/chronam

A project of the Library of Congress. Note: project members may work on both official Library of Congress projects and non-LC projects. Project mailing list can be found at http://listserv.loc.gov/archives/chronam-users.html.

Primary LanguagePython

chronam

chronam is the Django application that the Library of Congress uses to make its Chronicling America website. The Chronicling America website makes millions of pages of historic American newspapers that have been digitized by the National Digital Newspaper Program (NDNP) browsable and searchable on the Web. A little bit of background is needed to understand why this software is being made available.

NDNP is actually a partnership between the Library of Congress, the National Endowment for the Humanities (NEH), and cultural heritage organizations (awardees) across the United States who have applied for grants to help digitize newspapers in their state. Awardees digitize newspaper microfilm according to a set of specifications and then ship the data back to the Library of Congress where it is loaded into Chronicling America.

Awardee institutions are able to use this data however they want, including creating their own websites that highlight their newspaper content in the local context of their own collections. The idea of making chronam available here on Github is to provide a technical option to these awardees, or other interested parties who want to make their own websites of NDNP newspaper content available. chronam provides a core set of functionality for loading, modeling and indexing NDNP data, while allowing you to customize the look and feel of the website to suit the needs of your organization.

The NDNP data is in the Public Domain and is itself [available] (http://chroniclingamerica.loc.gov/data/batches/) on the Web for anyone to use. The hope is that the chronam software can be useful for others who want to work with and/or publish the content.

Install

System level dependencies can be installed by following these operating system specific instructions:

After you have installed the system level dependencies you will need to install some application specific dependencies, and configure the application.

First you will need to set up the local Python environment and install some Python dependencies:

cd /opt/chronam/
virtualenv ENV
source /opt/chronam/ENV/bin/activate
cp conf/chronam.pth ENV/lib/python2.6/site-packages/chronam.pth

(There is another small difference here between RedHat and Ubuntu, you may need to change the 2.6 above to a 2.7)

pip install -U distribute
pip install -r requirements.pip

Next you need to create some directories for data:

mkdir /opt/chronam/data/batches
mkdir /opt/chronam/data/cache
mkdir /opt/chronam/data/bib

And you will need a MySQL database. If this is a new server, you will need to start MySQL and assign it a root password:

sudo service mysqld start
/usr/bin/mysqladmin -u root password '' # pick a real password

You will probably want to change the password 'pick_one' in the example below to something else:

echo "DROP DATABASE IF EXISTS chronam; CREATE DATABASE chronam CHARACTER SET utf8; GRANT ALL ON chronam.* to 'chronam'@'localhost' identified by 'pick_one'; GRANT ALL ON test_chronam.* TO 'chronam'@'localhost' identified by 'pick_one';" | mysql -u root -p

You will need to use the settings template to create your application settings. Add your database password to the settings.py file:

cp /opt/chronam/settings_template.py /opt/chronam/settings.py

For Django management commands to work you will need to have the DJANGO_SETTINGS_MODULE environment variable set. You may want to add this to your ~/.profile so you do not need to remember to do it everytime you log in.

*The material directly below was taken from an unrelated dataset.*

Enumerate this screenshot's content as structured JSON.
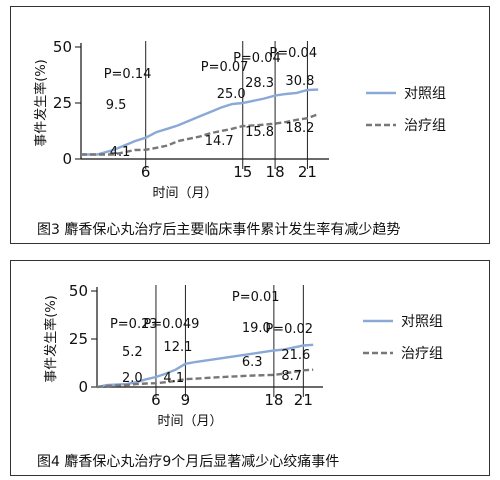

export DJANGO_SETTINGS_MODULE=chronam.settings

Next you will need to initialize database schema and load some initial data:

django-admin.py syncdb --noinput --migrate
django-admin.py chronam_sync --skip-essays

And finally you will need to collect static files (stylesheets, images) for serving up by Apache in production settings:

django-admin.py collectstatic --noinput

Load Data

As mentioned above, the NDNP data that awardees create and ship to the Library of Congress is in the public domain and is made available on the Web as batches. Each batch contains newsaper issues for one or more newspaper titles. To use chronam you will need to have some of this batch data to load. If you are an awardee you probably have this data on hand already, but if not you can use a tool like wget to bulk download the batches. For example:

cd /opt/chronam/data/
wget --recursive --no-host-directories --cut-dirs 1 --reject index.html* --include-directories /data/batches/batch_uuml_thys_ver01/ http://chroniclingamerica.loc.gov/data/batches/batch_uuml_thys_ver01/

In order to load data you will need to run the load_batch management command by passing it the full path to the batch directory. So assuming you have downloaded batch_dlc_jamaica_ver01 you will want to:

django-admin.py load_batch /opt/chronam/data/batches/batch_uuml_thys_ver01

If this is a new server, you may need to start the web server:

sudo service httpd start

After this completes you should be able to view the batch in the batches report via the Web:

http://www.example.org/batches/

Run Unit Tests

For the unit tests to work you will need to have the batch_dlc_jamaica_ver01 available. You can use the wget command in the previous section to get get it. After that you should be able to:

cd /opt/chronam/
django-admin.py test core

License

This software is in the Public Domain.